The Genetic Factors in Birth Defects Study is a multicenter, multidisciplinary study led by NICHD to identify genetic risk factors for a wide range of major birth defects. The collaborating institutions are NICHD, The National Human Genome Research Institute, The New York State Department of Health, and The University of Iowa. The New York State Congenital Malformations Registry has identified approximately 13,000 children who have major birth defects and suitable unaffected controls from among all New York births. This information has been linked to blood spots retained after testing in the newborn period. DNA has been extracted and has been used to test for genetic variants associated with these birth defects.
A variety of defects has been selected and analyzed using a candidate gene approach. To date genetic variants (single nucleotide polymorphisms) have been identified and the results reported in the literature for:
Additional defects are currently being examined. Because of the very large number of affected children included in this study, it has been possible to examine relatively rare conditions such as non-syndromic omphalocele.
The large number of cases has also enabled the group to make substantial contributions to consortia performing genome wide association studies. The group is currently collaborating in one such study examining craniosynostosis and another examining pyloric stenosis. The group is interested in exploring collaborations with investigators conducting such studies.

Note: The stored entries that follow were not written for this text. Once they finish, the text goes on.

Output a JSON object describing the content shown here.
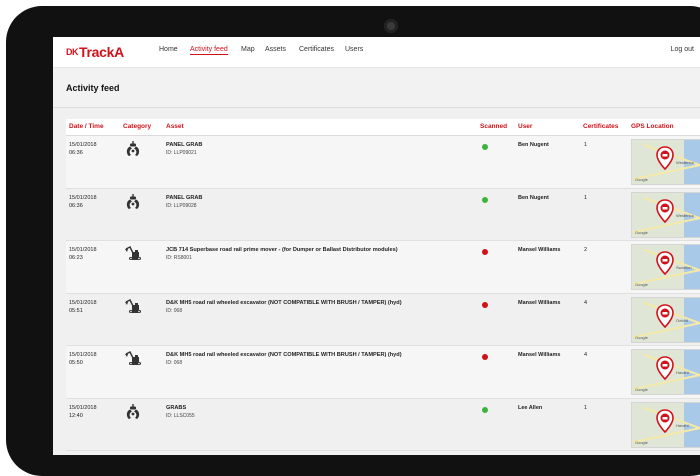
{
  "nav": {
    "logo_mark": "DK",
    "logo_text": "TrackA",
    "items": [
      "Home",
      "Activity feed",
      "Map",
      "Assets",
      "Certificates",
      "Users"
    ],
    "active": "Activity feed",
    "logout": "Log out"
  },
  "page": {
    "title": "Activity feed"
  },
  "table": {
    "headers": [
      "Date / Time",
      "Category",
      "Asset",
      "Scanned",
      "User",
      "Certificates",
      "GPS Location"
    ],
    "rows": [
      {
        "date": "15/01/2018",
        "time": "06:36",
        "category_icon": "grab-icon",
        "asset": "PANEL GRAB",
        "asset_id": "ID: LLP09021",
        "scanned": "green",
        "user": "Ben Nugent",
        "certificates": "1",
        "map_town": "Westerloo"
      },
      {
        "date": "15/01/2018",
        "time": "06:36",
        "category_icon": "grab-icon",
        "asset": "PANEL GRAB",
        "asset_id": "ID: LLP09028",
        "scanned": "green",
        "user": "Ben Nugent",
        "certificates": "1",
        "map_town": "Westerloo"
      },
      {
        "date": "15/01/2018",
        "time": "06:23",
        "category_icon": "excavator-icon",
        "asset": "JCB 714 Superbase road rail prime mover - (for Dumper or Ballast Distributor modules)",
        "asset_id": "ID: RS8001",
        "scanned": "red",
        "user": "Mansel Williams",
        "certificates": "2",
        "map_town": "Swanton"
      },
      {
        "date": "15/01/2018",
        "time": "05:51",
        "category_icon": "excavator-icon",
        "asset": "D&K MH5 road rail wheeled excavator (NOT COMPATIBLE WITH BRUSH / TAMPER) (hyd)",
        "asset_id": "ID: 068",
        "scanned": "red",
        "user": "Mansel Williams",
        "certificates": "4",
        "map_town": "Oxford"
      },
      {
        "date": "15/01/2018",
        "time": "05:50",
        "category_icon": "excavator-icon",
        "asset": "D&K MH5 road rail wheeled excavator (NOT COMPATIBLE WITH BRUSH / TAMPER) (hyd)",
        "asset_id": "ID: 068",
        "scanned": "red",
        "user": "Mansel Williams",
        "certificates": "4",
        "map_town": "Havant"
      },
      {
        "date": "15/01/2018",
        "time": "12:40",
        "category_icon": "grab-icon",
        "asset": "GRABS",
        "asset_id": "ID: LLSC055",
        "scanned": "green",
        "user": "Lee Allen",
        "certificates": "1",
        "map_town": "Havant"
      }
    ]
  },
  "colors": {
    "accent": "#d0121b",
    "scanned_yes": "#3db33d",
    "scanned_no": "#d0121b"
  },
  "map_attribution": "Google"
}
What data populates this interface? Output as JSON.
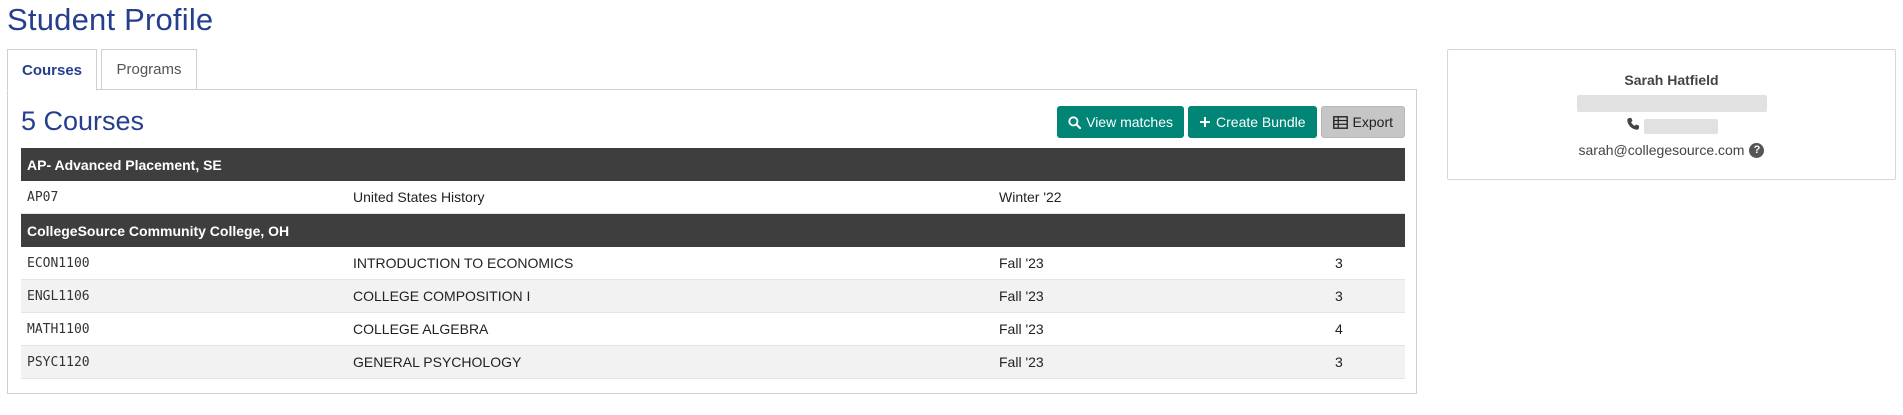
{
  "page": {
    "title": "Student Profile"
  },
  "tabs": [
    {
      "label": "Courses",
      "active": true
    },
    {
      "label": "Programs",
      "active": false
    }
  ],
  "courses": {
    "heading": "5 Courses",
    "buttons": {
      "view_matches": "View matches",
      "create_bundle": "Create Bundle",
      "export": "Export"
    },
    "groups": [
      {
        "institution": "AP- Advanced Placement, SE",
        "rows": [
          {
            "code": "AP07",
            "title": "United States History",
            "term": "Winter '22",
            "credits": ""
          }
        ]
      },
      {
        "institution": "CollegeSource Community College, OH",
        "rows": [
          {
            "code": "ECON1100",
            "title": "INTRODUCTION TO ECONOMICS",
            "term": "Fall '23",
            "credits": "3"
          },
          {
            "code": "ENGL1106",
            "title": "COLLEGE COMPOSITION I",
            "term": "Fall '23",
            "credits": "3"
          },
          {
            "code": "MATH1100",
            "title": "COLLEGE ALGEBRA",
            "term": "Fall '23",
            "credits": "4"
          },
          {
            "code": "PSYC1120",
            "title": "GENERAL PSYCHOLOGY",
            "term": "Fall '23",
            "credits": "3"
          }
        ]
      }
    ]
  },
  "student": {
    "name": "Sarah Hatfield",
    "email": "sarah@collegesource.com",
    "help_glyph": "?"
  },
  "icons": {
    "view_matches": "search-icon",
    "create_bundle": "plus-icon",
    "export": "table-icon",
    "phone": "phone-icon",
    "help": "question-circle-icon"
  },
  "colors": {
    "primary_text": "#253f8e",
    "accent": "#008577",
    "group_header": "#3e3e3e"
  }
}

The group has recently demonstrated the feasibility of conducting genome wide studies of copy number variants using DNA obtained from blood spots. This has opened a whole new area of investigation. Because of the very large number of subjects available for study, the group has sufficient numbers to look for copy number variants associated with rare defects. Many such birth defects are now being tested for the presence of copy number variants.
James Mills, M.D., M.S.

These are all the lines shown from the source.